Palmeira está preparado para tanto. Único ator brasileiro indicado para o Emmy por uma produção fora da Globo – Mandrake, da HBO -, ele só pode se dar ao luxo de estar em dois canais ao mesmo tempo porque não tem contrato fixo com o canal aberto. A liberdade de escolha vem desde 2004, quando abriu mão do compromisso de longa temporada com a Globo, justamente por causa de Mandrake. Mas a disposição de trocar de estação quando a proposta o seduz é mais antiga. Em 1990, quando ainda era tratado só como sobrinho de Chico Anysio na Globo, foi para a TV
Manchete, fez história e nome próprio, com a novela Pantanal.
“O que me guia são as paixões artísticas. Conhecia o Mandrake da literatura do Ruben Fonseca e fui fazer. Quando li o roteiro de Réveillon (longa-metragem que filmou entre A Segunda Vez e O Rebu), já estava ligando para a Andréa Barata Ribeiro (sócia da produtora O2Filmes) na última página, antes de acabar, dizendo que queria muito fazer o filme. Se tem alguma coisa que me interessa, vou atrás e me ofereço, às vezes podem não ter lembrado de mim e eu me coloco à disposição.
Se precisar fazer teste, eu faço.”
Mesmo sem contrato fixo, circulou por algumas das produções mais cotadas da Globo nos últimos anos, como Cheias de Charme, Saramandaia, e agora, O Rebu. “Não é sempre que a gente acerta, mas é um privilégio ter participado disso tudo, é um privilégio estar no primeiro trabalho de direção do Walter Carvalho na TV (como diretor de set, e não só de fotografia, como assinou nos créditos de Amores Roubados e O Canto da Sereia),
Raul, seu novo personagem, circula há anos no ambiente de redação de jornal diário. Dispensa bajulações para ascender na carreira, mas chega a acreditar que será alçado ao posto de editor-chefe do jornal, quando lhe anunciam que seu destino é o comando do portal do jornal na web. Raul se revolta, diz que é jornalista de jornal de papel e, após nocautear o almofadinha que lhe toma o posto, é demitido. O preconceito de jornalistas de mídia impressa com a web é cena cada vez mais rara no jornalismo da vida real, mas foi algo que todo profissional do ramo presenciou nos últimos anos, seja no Brasil, na Europa ou nos Estados Unidos.
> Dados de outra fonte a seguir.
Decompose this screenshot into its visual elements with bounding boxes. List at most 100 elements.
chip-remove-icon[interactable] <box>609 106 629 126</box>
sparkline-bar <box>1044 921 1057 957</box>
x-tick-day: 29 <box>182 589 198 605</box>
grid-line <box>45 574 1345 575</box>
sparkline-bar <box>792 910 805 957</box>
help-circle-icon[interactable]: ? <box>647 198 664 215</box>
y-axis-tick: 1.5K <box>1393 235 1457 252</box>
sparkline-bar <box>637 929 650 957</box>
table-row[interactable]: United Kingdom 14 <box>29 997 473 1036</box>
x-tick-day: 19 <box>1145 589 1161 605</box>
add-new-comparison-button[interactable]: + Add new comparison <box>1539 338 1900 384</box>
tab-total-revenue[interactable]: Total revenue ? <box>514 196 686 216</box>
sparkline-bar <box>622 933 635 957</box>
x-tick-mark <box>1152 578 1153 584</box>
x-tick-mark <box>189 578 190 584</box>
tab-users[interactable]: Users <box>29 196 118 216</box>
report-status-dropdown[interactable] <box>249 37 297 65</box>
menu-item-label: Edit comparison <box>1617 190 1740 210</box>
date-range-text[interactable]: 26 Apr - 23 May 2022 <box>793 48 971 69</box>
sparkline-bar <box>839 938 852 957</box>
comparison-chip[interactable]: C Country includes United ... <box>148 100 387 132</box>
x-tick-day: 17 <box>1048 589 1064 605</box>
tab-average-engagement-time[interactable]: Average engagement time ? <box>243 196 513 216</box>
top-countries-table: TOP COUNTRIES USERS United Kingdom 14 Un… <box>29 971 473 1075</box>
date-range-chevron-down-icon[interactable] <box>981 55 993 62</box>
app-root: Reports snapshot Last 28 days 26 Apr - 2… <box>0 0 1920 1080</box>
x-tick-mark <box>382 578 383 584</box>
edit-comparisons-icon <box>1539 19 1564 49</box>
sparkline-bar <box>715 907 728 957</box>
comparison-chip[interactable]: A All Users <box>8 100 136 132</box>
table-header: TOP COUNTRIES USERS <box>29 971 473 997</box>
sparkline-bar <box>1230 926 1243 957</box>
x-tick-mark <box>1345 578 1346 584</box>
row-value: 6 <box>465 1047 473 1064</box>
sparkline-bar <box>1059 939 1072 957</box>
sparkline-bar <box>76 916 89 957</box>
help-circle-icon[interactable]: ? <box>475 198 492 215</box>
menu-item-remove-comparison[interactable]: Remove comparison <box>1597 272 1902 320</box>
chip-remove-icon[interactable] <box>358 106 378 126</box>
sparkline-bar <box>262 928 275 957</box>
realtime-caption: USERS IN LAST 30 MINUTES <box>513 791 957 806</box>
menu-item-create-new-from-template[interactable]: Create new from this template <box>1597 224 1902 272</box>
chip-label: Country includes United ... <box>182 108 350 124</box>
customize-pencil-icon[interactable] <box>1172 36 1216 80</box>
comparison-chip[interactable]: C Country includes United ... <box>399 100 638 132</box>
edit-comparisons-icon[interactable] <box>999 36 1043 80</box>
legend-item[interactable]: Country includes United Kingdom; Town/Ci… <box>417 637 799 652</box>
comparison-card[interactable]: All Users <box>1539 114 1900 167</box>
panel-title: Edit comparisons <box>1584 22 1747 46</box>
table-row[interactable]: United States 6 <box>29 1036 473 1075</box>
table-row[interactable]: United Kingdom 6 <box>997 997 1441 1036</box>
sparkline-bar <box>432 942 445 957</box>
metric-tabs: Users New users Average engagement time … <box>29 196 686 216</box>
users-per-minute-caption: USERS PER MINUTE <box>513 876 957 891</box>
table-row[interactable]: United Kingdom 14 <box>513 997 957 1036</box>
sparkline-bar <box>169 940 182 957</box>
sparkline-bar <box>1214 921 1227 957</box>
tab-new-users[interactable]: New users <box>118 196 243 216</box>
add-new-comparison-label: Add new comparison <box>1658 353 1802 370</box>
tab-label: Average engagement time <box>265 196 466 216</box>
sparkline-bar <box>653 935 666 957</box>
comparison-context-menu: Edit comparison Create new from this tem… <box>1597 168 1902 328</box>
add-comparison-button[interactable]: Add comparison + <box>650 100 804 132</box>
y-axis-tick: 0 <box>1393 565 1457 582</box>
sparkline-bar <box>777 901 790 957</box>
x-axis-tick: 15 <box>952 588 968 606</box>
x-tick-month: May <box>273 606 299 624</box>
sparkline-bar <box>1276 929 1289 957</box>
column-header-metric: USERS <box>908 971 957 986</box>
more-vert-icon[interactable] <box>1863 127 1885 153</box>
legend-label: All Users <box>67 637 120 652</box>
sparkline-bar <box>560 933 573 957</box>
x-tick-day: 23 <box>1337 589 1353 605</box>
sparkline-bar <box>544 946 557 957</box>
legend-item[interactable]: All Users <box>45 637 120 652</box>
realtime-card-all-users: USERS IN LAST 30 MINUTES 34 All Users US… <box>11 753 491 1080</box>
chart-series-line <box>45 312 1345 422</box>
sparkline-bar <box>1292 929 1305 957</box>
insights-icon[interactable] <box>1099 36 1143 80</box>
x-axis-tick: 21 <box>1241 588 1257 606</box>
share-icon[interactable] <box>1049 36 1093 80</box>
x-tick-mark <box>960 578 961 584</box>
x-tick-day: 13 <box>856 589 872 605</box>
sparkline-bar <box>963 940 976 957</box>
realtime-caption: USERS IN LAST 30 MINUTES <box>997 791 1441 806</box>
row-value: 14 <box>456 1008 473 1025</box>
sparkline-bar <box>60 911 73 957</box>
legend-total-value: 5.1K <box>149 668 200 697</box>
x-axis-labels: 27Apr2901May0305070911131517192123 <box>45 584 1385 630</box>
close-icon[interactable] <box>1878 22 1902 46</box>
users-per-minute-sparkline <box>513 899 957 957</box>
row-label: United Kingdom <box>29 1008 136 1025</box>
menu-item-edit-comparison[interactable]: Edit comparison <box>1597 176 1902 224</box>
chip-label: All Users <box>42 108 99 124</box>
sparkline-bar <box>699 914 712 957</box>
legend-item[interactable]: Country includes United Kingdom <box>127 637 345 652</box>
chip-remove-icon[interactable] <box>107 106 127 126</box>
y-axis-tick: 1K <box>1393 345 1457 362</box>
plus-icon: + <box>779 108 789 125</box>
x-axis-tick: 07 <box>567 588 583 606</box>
“Ele é quase de época”, define o ator. O comportamento nostálgico inclui o hábito
de cheirar cocaína, ou “dar uma turbinada”, como diz Raul. “É coisa de uma outra época mesmo, a droga foi pra um canal muito mais barra-pesada.”
Mas nem tudo está perdido. No que diz respeito aos hábitos de leitura, Palmeira pode se dizer também alguém de outros tempos. “Ainda gosto de ler notícia pelo jornal de papel. Gosto de acordar um pouco mais cedo pra ler jornal, nesse ponto sou também antigo.” As informações são do jornal O Estado de S. Paulo.